Sorting out the VOCs

Tom Lent | February 21, 2010 | Materials

This blog post, originally shared in the Pharos Signal, includes information about parts of Pharos that are no longer available. Please use it for historical reference and for the other useful information it contains.

Pharos Project users may have noticed that products that are advertised as no- or low-VOC, are not necessarily rated highly in Pharos. For most interior finish products, Pharos scores a product based on whether it passes a 14-day test for emissions of VOCs* such as FloorScore, GreenGuard or Indoor Advantage. The system then deducts points for content of chemicals of concern that are flagged in the Pharos Chemical and Material Library. This addresses the non-volatile, toxic chemicals that occupants are exposed to, but the VOC tests don’t measure. Pharos puts a higher weight on the most hazardous of the VOC chemicals.

Pharos evaluates wet applied products, such as the recently-added high performance coatings (including paints, caulks and adhesives) a bit differently; starting with a score based upon the content of VOCs instead of emissions tests. Some of the VOC emission testing programs do certify these products, but these wet products act differently from carpets and particle board, releasing a big blast of hazardous VOCs during the first hours and days of use that these long-term emissions tests aren’t able to tell us much about. At this point, there is lots of disagreement in the emissions lab world about how best to measure and evaluate these short-term VOC releases from wet products.

While the emissions world is working on this problem, Pharos is using the VOC content (sometimes called TVOC for total VOC) to compare products.

Several issues make TVOC a less than perfect protection for human health:


  • The TVOC measure takes different chemical compounds, some of which may be much more potent than others, and combines them into one measure without differentiation. Pharos addresses this by requiring total avoidance of VOCs to reach the upper levels and deducting points for VOC content that is red-flagged, as a material of very high concern.
  • The EPA and some other governmental agencies regulate VOC content to address outdoor smog formation, not indoor air quality.

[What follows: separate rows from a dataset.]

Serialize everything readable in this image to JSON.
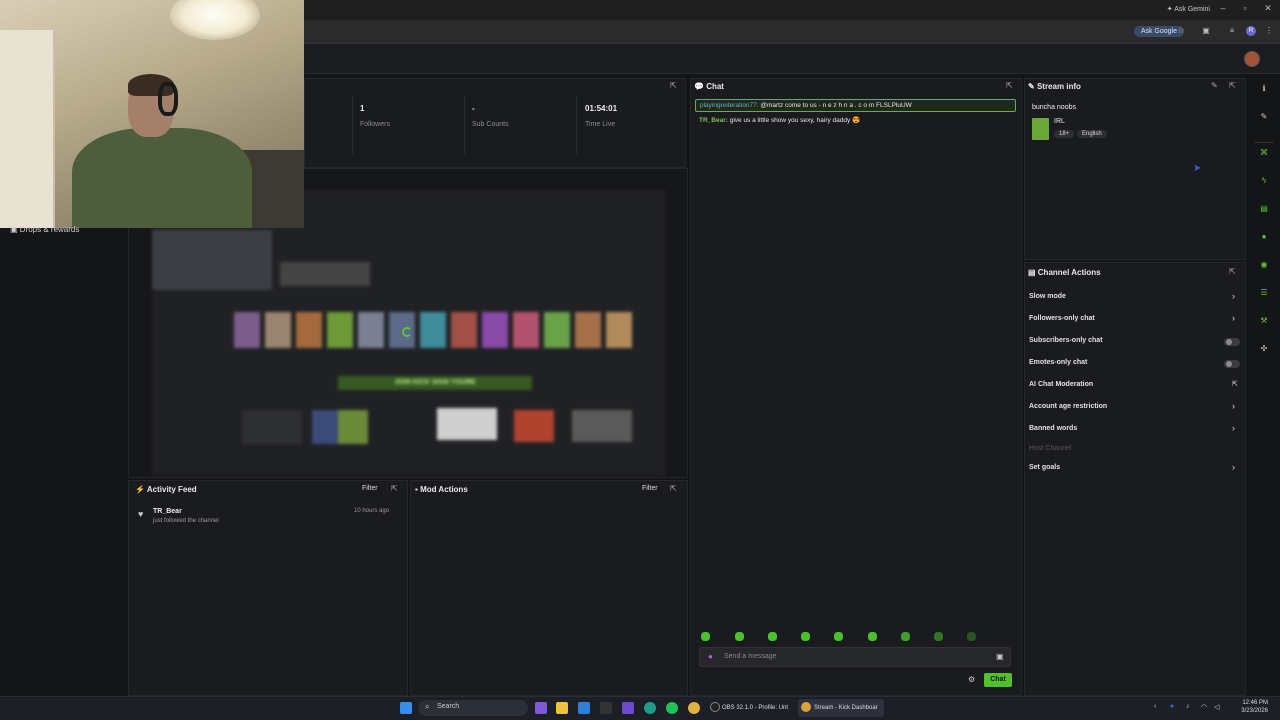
{
  "browser": {
    "ask_gemini": "Ask Gemini",
    "ask_google": "Ask Google",
    "profile_initial": "R"
  },
  "left_nav": {
    "drops_label": "Drops & rewards"
  },
  "stats": [
    {
      "value": "1",
      "label": "Followers"
    },
    {
      "value": "-",
      "label": "Sub Counts"
    },
    {
      "value": "01:54:01",
      "label": "Time Live"
    }
  ],
  "chat": {
    "title": "Chat",
    "pinned": {
      "user": "playingreiteration77:",
      "text": "@martz come to us - n e z h n a . c o m FLSLPluUW"
    },
    "messages": [
      {
        "user": "TR_Bear:",
        "text": "give us a little show you sexy, hairy daddy 😍"
      }
    ],
    "input_placeholder": "Send a message",
    "send_label": "Chat"
  },
  "stream_info": {
    "title": "Stream info",
    "stream_title": "buncha noobs",
    "category": "IRL",
    "tags": [
      "18+",
      "English"
    ]
  },
  "channel_actions": {
    "title": "Channel Actions",
    "items": [
      {
        "label": "Slow mode",
        "kind": "arrow"
      },
      {
        "label": "Followers-only chat",
        "kind": "arrow"
      },
      {
        "label": "Subscribers-only chat",
        "kind": "toggle",
        "enabled": false
      },
      {
        "label": "Emotes-only chat",
        "kind": "toggle",
        "enabled": false
      },
      {
        "label": "AI Chat Moderation",
        "kind": "external"
      },
      {
        "label": "Account age restriction",
        "kind": "arrow"
      },
      {
        "label": "Banned words",
        "kind": "arrow"
      },
      {
        "label": "Host Channel",
        "kind": "disabled"
      },
      {
        "label": "Set goals",
        "kind": "arrow"
      }
    ]
  },
  "activity_feed": {
    "title": "Activity Feed",
    "filter": "Filter",
    "items": [
      {
        "user": "TR_Bear",
        "action": "just followed the channel",
        "time": "10 hours ago"
      }
    ]
  },
  "mod_actions": {
    "title": "Mod Actions",
    "filter": "Filter"
  },
  "video_preview": {
    "banner": "JOIN KICK SIGN YOURE"
  },
  "taskbar": {
    "search_label": "Search",
    "tasks": [
      {
        "label": "OBS 32.1.0 - Profile: Unt"
      },
      {
        "label": "Stream - Kick Dashboar"
      }
    ],
    "time": "12:46 PM",
    "date": "3/23/2026"
  },
  "colors": {
    "accent": "#53c12e",
    "panel_bg": "#1a1b1e",
    "page_bg": "#141517"
  }
}
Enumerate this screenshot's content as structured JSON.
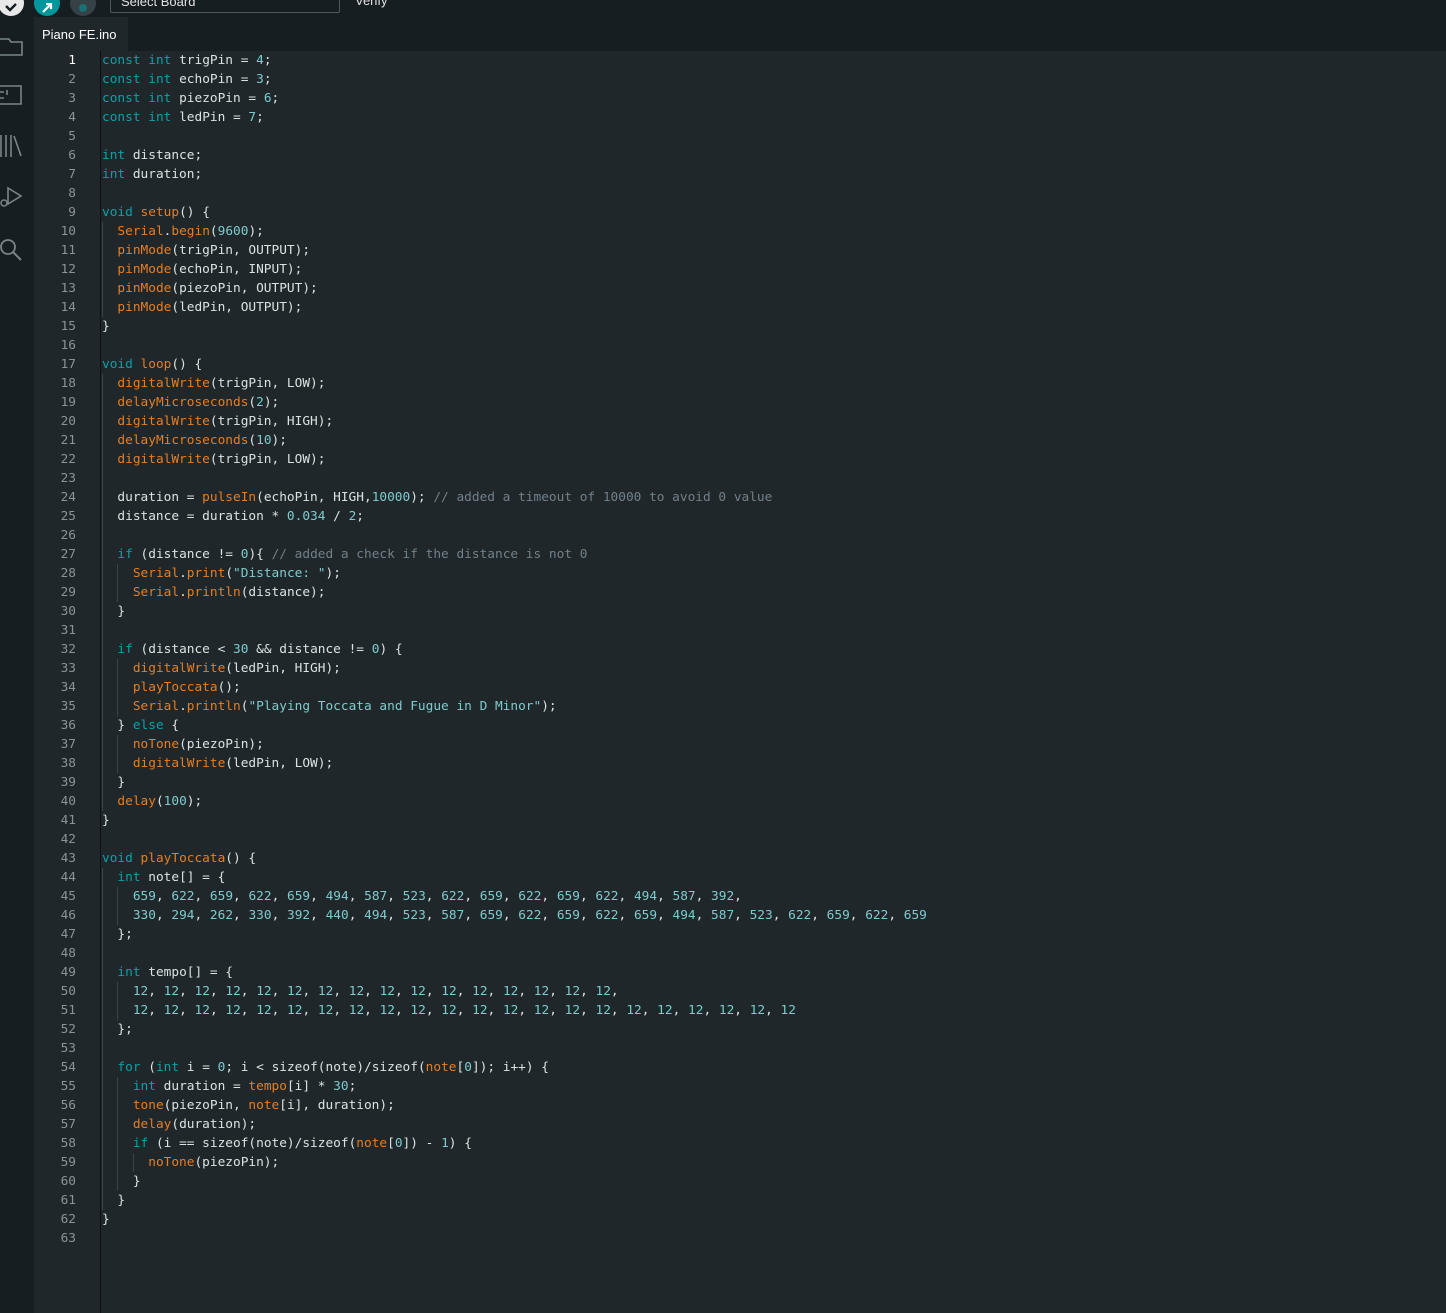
{
  "toolbar": {
    "board_placeholder": "Select Board",
    "hover_label": "Verify"
  },
  "file_tab": {
    "name": "Piano FE.ino"
  },
  "editor": {
    "current_line": 1,
    "colors": {
      "text": "#dae3e3",
      "keyword": "#0ca1a6",
      "function": "#e67e22",
      "number": "#7fcbcd",
      "string": "#7fcbcd",
      "comment": "#72808a",
      "line_number": "#8a9497",
      "line_number_active": "#ffffff"
    },
    "lines": [
      [
        {
          "t": "const",
          "c": "k"
        },
        {
          "t": " "
        },
        {
          "t": "int",
          "c": "k"
        },
        {
          "t": " trigPin = "
        },
        {
          "t": "4",
          "c": "n"
        },
        {
          "t": ";"
        }
      ],
      [
        {
          "t": "const",
          "c": "k"
        },
        {
          "t": " "
        },
        {
          "t": "int",
          "c": "k"
        },
        {
          "t": " echoPin = "
        },
        {
          "t": "3",
          "c": "n"
        },
        {
          "t": ";"
        }
      ],
      [
        {
          "t": "const",
          "c": "k"
        },
        {
          "t": " "
        },
        {
          "t": "int",
          "c": "k"
        },
        {
          "t": " piezoPin = "
        },
        {
          "t": "6",
          "c": "n"
        },
        {
          "t": ";"
        }
      ],
      [
        {
          "t": "const",
          "c": "k"
        },
        {
          "t": " "
        },
        {
          "t": "int",
          "c": "k"
        },
        {
          "t": " ledPin = "
        },
        {
          "t": "7",
          "c": "n"
        },
        {
          "t": ";"
        }
      ],
      [],
      [
        {
          "t": "int",
          "c": "k"
        },
        {
          "t": " distance;"
        }
      ],
      [
        {
          "t": "int",
          "c": "k"
        },
        {
          "t": " duration;"
        }
      ],
      [],
      [
        {
          "t": "void",
          "c": "k"
        },
        {
          "t": " "
        },
        {
          "t": "setup",
          "c": "f"
        },
        {
          "t": "() {"
        }
      ],
      [
        {
          "t": "  "
        },
        {
          "t": "Serial",
          "c": "f"
        },
        {
          "t": "."
        },
        {
          "t": "begin",
          "c": "f"
        },
        {
          "t": "("
        },
        {
          "t": "9600",
          "c": "n"
        },
        {
          "t": ");"
        }
      ],
      [
        {
          "t": "  "
        },
        {
          "t": "pinMode",
          "c": "f"
        },
        {
          "t": "(trigPin, OUTPUT);"
        }
      ],
      [
        {
          "t": "  "
        },
        {
          "t": "pinMode",
          "c": "f"
        },
        {
          "t": "(echoPin, INPUT);"
        }
      ],
      [
        {
          "t": "  "
        },
        {
          "t": "pinMode",
          "c": "f"
        },
        {
          "t": "(piezoPin, OUTPUT);"
        }
      ],
      [
        {
          "t": "  "
        },
        {
          "t": "pinMode",
          "c": "f"
        },
        {
          "t": "(ledPin, OUTPUT);"
        }
      ],
      [
        {
          "t": "}"
        }
      ],
      [],
      [
        {
          "t": "void",
          "c": "k"
        },
        {
          "t": " "
        },
        {
          "t": "loop",
          "c": "f"
        },
        {
          "t": "() {"
        }
      ],
      [
        {
          "t": "  "
        },
        {
          "t": "digitalWrite",
          "c": "f"
        },
        {
          "t": "(trigPin, LOW);"
        }
      ],
      [
        {
          "t": "  "
        },
        {
          "t": "delayMicroseconds",
          "c": "f"
        },
        {
          "t": "("
        },
        {
          "t": "2",
          "c": "n"
        },
        {
          "t": ");"
        }
      ],
      [
        {
          "t": "  "
        },
        {
          "t": "digitalWrite",
          "c": "f"
        },
        {
          "t": "(trigPin, HIGH);"
        }
      ],
      [
        {
          "t": "  "
        },
        {
          "t": "delayMicroseconds",
          "c": "f"
        },
        {
          "t": "("
        },
        {
          "t": "10",
          "c": "n"
        },
        {
          "t": ");"
        }
      ],
      [
        {
          "t": "  "
        },
        {
          "t": "digitalWrite",
          "c": "f"
        },
        {
          "t": "(trigPin, LOW);"
        }
      ],
      [],
      [
        {
          "t": "  duration = "
        },
        {
          "t": "pulseIn",
          "c": "f"
        },
        {
          "t": "(echoPin, HIGH,"
        },
        {
          "t": "10000",
          "c": "n"
        },
        {
          "t": "); "
        },
        {
          "t": "// added a timeout of 10000 to avoid 0 value",
          "c": "c"
        }
      ],
      [
        {
          "t": "  distance = duration * "
        },
        {
          "t": "0.034",
          "c": "n"
        },
        {
          "t": " / "
        },
        {
          "t": "2",
          "c": "n"
        },
        {
          "t": ";"
        }
      ],
      [],
      [
        {
          "t": "  "
        },
        {
          "t": "if",
          "c": "k"
        },
        {
          "t": " (distance != "
        },
        {
          "t": "0",
          "c": "n"
        },
        {
          "t": "){ "
        },
        {
          "t": "// added a check if the distance is not 0",
          "c": "c"
        }
      ],
      [
        {
          "t": "    "
        },
        {
          "t": "Serial",
          "c": "f"
        },
        {
          "t": "."
        },
        {
          "t": "print",
          "c": "f"
        },
        {
          "t": "("
        },
        {
          "t": "\"Distance: \"",
          "c": "s"
        },
        {
          "t": ");"
        }
      ],
      [
        {
          "t": "    "
        },
        {
          "t": "Serial",
          "c": "f"
        },
        {
          "t": "."
        },
        {
          "t": "println",
          "c": "f"
        },
        {
          "t": "(distance);"
        }
      ],
      [
        {
          "t": "  }"
        }
      ],
      [],
      [
        {
          "t": "  "
        },
        {
          "t": "if",
          "c": "k"
        },
        {
          "t": " (distance < "
        },
        {
          "t": "30",
          "c": "n"
        },
        {
          "t": " && distance != "
        },
        {
          "t": "0",
          "c": "n"
        },
        {
          "t": ") {"
        }
      ],
      [
        {
          "t": "    "
        },
        {
          "t": "digitalWrite",
          "c": "f"
        },
        {
          "t": "(ledPin, HIGH);"
        }
      ],
      [
        {
          "t": "    "
        },
        {
          "t": "playToccata",
          "c": "f"
        },
        {
          "t": "();"
        }
      ],
      [
        {
          "t": "    "
        },
        {
          "t": "Serial",
          "c": "f"
        },
        {
          "t": "."
        },
        {
          "t": "println",
          "c": "f"
        },
        {
          "t": "("
        },
        {
          "t": "\"Playing Toccata and Fugue in D Minor\"",
          "c": "s"
        },
        {
          "t": ");"
        }
      ],
      [
        {
          "t": "  } "
        },
        {
          "t": "else",
          "c": "k"
        },
        {
          "t": " {"
        }
      ],
      [
        {
          "t": "    "
        },
        {
          "t": "noTone",
          "c": "f"
        },
        {
          "t": "(piezoPin);"
        }
      ],
      [
        {
          "t": "    "
        },
        {
          "t": "digitalWrite",
          "c": "f"
        },
        {
          "t": "(ledPin, LOW);"
        }
      ],
      [
        {
          "t": "  }"
        }
      ],
      [
        {
          "t": "  "
        },
        {
          "t": "delay",
          "c": "f"
        },
        {
          "t": "("
        },
        {
          "t": "100",
          "c": "n"
        },
        {
          "t": ");"
        }
      ],
      [
        {
          "t": "}"
        }
      ],
      [],
      [
        {
          "t": "void",
          "c": "k"
        },
        {
          "t": " "
        },
        {
          "t": "playToccata",
          "c": "f"
        },
        {
          "t": "() {"
        }
      ],
      [
        {
          "t": "  "
        },
        {
          "t": "int",
          "c": "k"
        },
        {
          "t": " note[] = {"
        }
      ],
      [
        {
          "t": "    "
        },
        {
          "t": "659",
          "c": "n"
        },
        {
          "t": ", "
        },
        {
          "t": "622",
          "c": "n"
        },
        {
          "t": ", "
        },
        {
          "t": "659",
          "c": "n"
        },
        {
          "t": ", "
        },
        {
          "t": "622",
          "c": "n"
        },
        {
          "t": ", "
        },
        {
          "t": "659",
          "c": "n"
        },
        {
          "t": ", "
        },
        {
          "t": "494",
          "c": "n"
        },
        {
          "t": ", "
        },
        {
          "t": "587",
          "c": "n"
        },
        {
          "t": ", "
        },
        {
          "t": "523",
          "c": "n"
        },
        {
          "t": ", "
        },
        {
          "t": "622",
          "c": "n"
        },
        {
          "t": ", "
        },
        {
          "t": "659",
          "c": "n"
        },
        {
          "t": ", "
        },
        {
          "t": "622",
          "c": "n"
        },
        {
          "t": ", "
        },
        {
          "t": "659",
          "c": "n"
        },
        {
          "t": ", "
        },
        {
          "t": "622",
          "c": "n"
        },
        {
          "t": ", "
        },
        {
          "t": "494",
          "c": "n"
        },
        {
          "t": ", "
        },
        {
          "t": "587",
          "c": "n"
        },
        {
          "t": ", "
        },
        {
          "t": "392",
          "c": "n"
        },
        {
          "t": ","
        }
      ],
      [
        {
          "t": "    "
        },
        {
          "t": "330",
          "c": "n"
        },
        {
          "t": ", "
        },
        {
          "t": "294",
          "c": "n"
        },
        {
          "t": ", "
        },
        {
          "t": "262",
          "c": "n"
        },
        {
          "t": ", "
        },
        {
          "t": "330",
          "c": "n"
        },
        {
          "t": ", "
        },
        {
          "t": "392",
          "c": "n"
        },
        {
          "t": ", "
        },
        {
          "t": "440",
          "c": "n"
        },
        {
          "t": ", "
        },
        {
          "t": "494",
          "c": "n"
        },
        {
          "t": ", "
        },
        {
          "t": "523",
          "c": "n"
        },
        {
          "t": ", "
        },
        {
          "t": "587",
          "c": "n"
        },
        {
          "t": ", "
        },
        {
          "t": "659",
          "c": "n"
        },
        {
          "t": ", "
        },
        {
          "t": "622",
          "c": "n"
        },
        {
          "t": ", "
        },
        {
          "t": "659",
          "c": "n"
        },
        {
          "t": ", "
        },
        {
          "t": "622",
          "c": "n"
        },
        {
          "t": ", "
        },
        {
          "t": "659",
          "c": "n"
        },
        {
          "t": ", "
        },
        {
          "t": "494",
          "c": "n"
        },
        {
          "t": ", "
        },
        {
          "t": "587",
          "c": "n"
        },
        {
          "t": ", "
        },
        {
          "t": "523",
          "c": "n"
        },
        {
          "t": ", "
        },
        {
          "t": "622",
          "c": "n"
        },
        {
          "t": ", "
        },
        {
          "t": "659",
          "c": "n"
        },
        {
          "t": ", "
        },
        {
          "t": "622",
          "c": "n"
        },
        {
          "t": ", "
        },
        {
          "t": "659",
          "c": "n"
        }
      ],
      [
        {
          "t": "  };"
        }
      ],
      [],
      [
        {
          "t": "  "
        },
        {
          "t": "int",
          "c": "k"
        },
        {
          "t": " tempo[] = {"
        }
      ],
      [
        {
          "t": "    "
        },
        {
          "t": "12",
          "c": "n"
        },
        {
          "t": ", "
        },
        {
          "t": "12",
          "c": "n"
        },
        {
          "t": ", "
        },
        {
          "t": "12",
          "c": "n"
        },
        {
          "t": ", "
        },
        {
          "t": "12",
          "c": "n"
        },
        {
          "t": ", "
        },
        {
          "t": "12",
          "c": "n"
        },
        {
          "t": ", "
        },
        {
          "t": "12",
          "c": "n"
        },
        {
          "t": ", "
        },
        {
          "t": "12",
          "c": "n"
        },
        {
          "t": ", "
        },
        {
          "t": "12",
          "c": "n"
        },
        {
          "t": ", "
        },
        {
          "t": "12",
          "c": "n"
        },
        {
          "t": ", "
        },
        {
          "t": "12",
          "c": "n"
        },
        {
          "t": ", "
        },
        {
          "t": "12",
          "c": "n"
        },
        {
          "t": ", "
        },
        {
          "t": "12",
          "c": "n"
        },
        {
          "t": ", "
        },
        {
          "t": "12",
          "c": "n"
        },
        {
          "t": ", "
        },
        {
          "t": "12",
          "c": "n"
        },
        {
          "t": ", "
        },
        {
          "t": "12",
          "c": "n"
        },
        {
          "t": ", "
        },
        {
          "t": "12",
          "c": "n"
        },
        {
          "t": ","
        }
      ],
      [
        {
          "t": "    "
        },
        {
          "t": "12",
          "c": "n"
        },
        {
          "t": ", "
        },
        {
          "t": "12",
          "c": "n"
        },
        {
          "t": ", "
        },
        {
          "t": "12",
          "c": "n"
        },
        {
          "t": ", "
        },
        {
          "t": "12",
          "c": "n"
        },
        {
          "t": ", "
        },
        {
          "t": "12",
          "c": "n"
        },
        {
          "t": ", "
        },
        {
          "t": "12",
          "c": "n"
        },
        {
          "t": ", "
        },
        {
          "t": "12",
          "c": "n"
        },
        {
          "t": ", "
        },
        {
          "t": "12",
          "c": "n"
        },
        {
          "t": ", "
        },
        {
          "t": "12",
          "c": "n"
        },
        {
          "t": ", "
        },
        {
          "t": "12",
          "c": "n"
        },
        {
          "t": ", "
        },
        {
          "t": "12",
          "c": "n"
        },
        {
          "t": ", "
        },
        {
          "t": "12",
          "c": "n"
        },
        {
          "t": ", "
        },
        {
          "t": "12",
          "c": "n"
        },
        {
          "t": ", "
        },
        {
          "t": "12",
          "c": "n"
        },
        {
          "t": ", "
        },
        {
          "t": "12",
          "c": "n"
        },
        {
          "t": ", "
        },
        {
          "t": "12",
          "c": "n"
        },
        {
          "t": ", "
        },
        {
          "t": "12",
          "c": "n"
        },
        {
          "t": ", "
        },
        {
          "t": "12",
          "c": "n"
        },
        {
          "t": ", "
        },
        {
          "t": "12",
          "c": "n"
        },
        {
          "t": ", "
        },
        {
          "t": "12",
          "c": "n"
        },
        {
          "t": ", "
        },
        {
          "t": "12",
          "c": "n"
        },
        {
          "t": ", "
        },
        {
          "t": "12",
          "c": "n"
        }
      ],
      [
        {
          "t": "  };"
        }
      ],
      [],
      [
        {
          "t": "  "
        },
        {
          "t": "for",
          "c": "k"
        },
        {
          "t": " ("
        },
        {
          "t": "int",
          "c": "k"
        },
        {
          "t": " i = "
        },
        {
          "t": "0",
          "c": "n"
        },
        {
          "t": "; i < sizeof(note)/sizeof("
        },
        {
          "t": "note",
          "c": "f"
        },
        {
          "t": "["
        },
        {
          "t": "0",
          "c": "n"
        },
        {
          "t": "]); i++) {"
        }
      ],
      [
        {
          "t": "    "
        },
        {
          "t": "int",
          "c": "k"
        },
        {
          "t": " duration = "
        },
        {
          "t": "tempo",
          "c": "f"
        },
        {
          "t": "[i] * "
        },
        {
          "t": "30",
          "c": "n"
        },
        {
          "t": ";"
        }
      ],
      [
        {
          "t": "    "
        },
        {
          "t": "tone",
          "c": "f"
        },
        {
          "t": "(piezoPin, "
        },
        {
          "t": "note",
          "c": "f"
        },
        {
          "t": "[i], duration);"
        }
      ],
      [
        {
          "t": "    "
        },
        {
          "t": "delay",
          "c": "f"
        },
        {
          "t": "(duration);"
        }
      ],
      [
        {
          "t": "    "
        },
        {
          "t": "if",
          "c": "k"
        },
        {
          "t": " (i == sizeof(note)/sizeof("
        },
        {
          "t": "note",
          "c": "f"
        },
        {
          "t": "["
        },
        {
          "t": "0",
          "c": "n"
        },
        {
          "t": "]) - "
        },
        {
          "t": "1",
          "c": "n"
        },
        {
          "t": ") {"
        }
      ],
      [
        {
          "t": "      "
        },
        {
          "t": "noTone",
          "c": "f"
        },
        {
          "t": "(piezoPin);"
        }
      ],
      [
        {
          "t": "    }"
        }
      ],
      [
        {
          "t": "  }"
        }
      ],
      [
        {
          "t": "}"
        }
      ],
      []
    ]
  }
}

As a result, most manufacturers only report the VOCs that are reactive in the atmosphere and contribute to smog, ignoring those exempted from the EPA smog regulations, but that may still be toxic, such as methylene chloride, a probable carcinogen. Pharos gives higher scores to products which have zero VOCs including exempt compounds (like the Eco-Tuff line of coatings) over others that only claim zero EPA-regulated VOC content.
  • VOC content does not reveal VOCs which may be created by chemical reactions during the curing process, such as methanol or formaldehyde. To reach the highest levels in Pharos, a product needs to have both zero VOC content to protect the user against the early short-term releases and pass a VOC emissions test to insure against the creation of VOCs during longer-term curing. No listed HPCs have done this yet.
  • Occupants are exposed to other non-volatile contents that may be just as toxic as the VOCs, but are not included in either TVOC content or emissions testing. Pharos deducts points to address these low- or non-volatile, but still toxic, chemicals such as the nonyl-phenols found in many of the epoxies.


Pharos staff continues to support efforts to develop improved measures to evaluate both content and short-term emissions of VOCs, and will apply more advanced measures as they are developed.

*VOCs are the Volatile Organic Compounds that outgas from materials after they are made – creating that new carpet smell and releasing toxic gases into your air.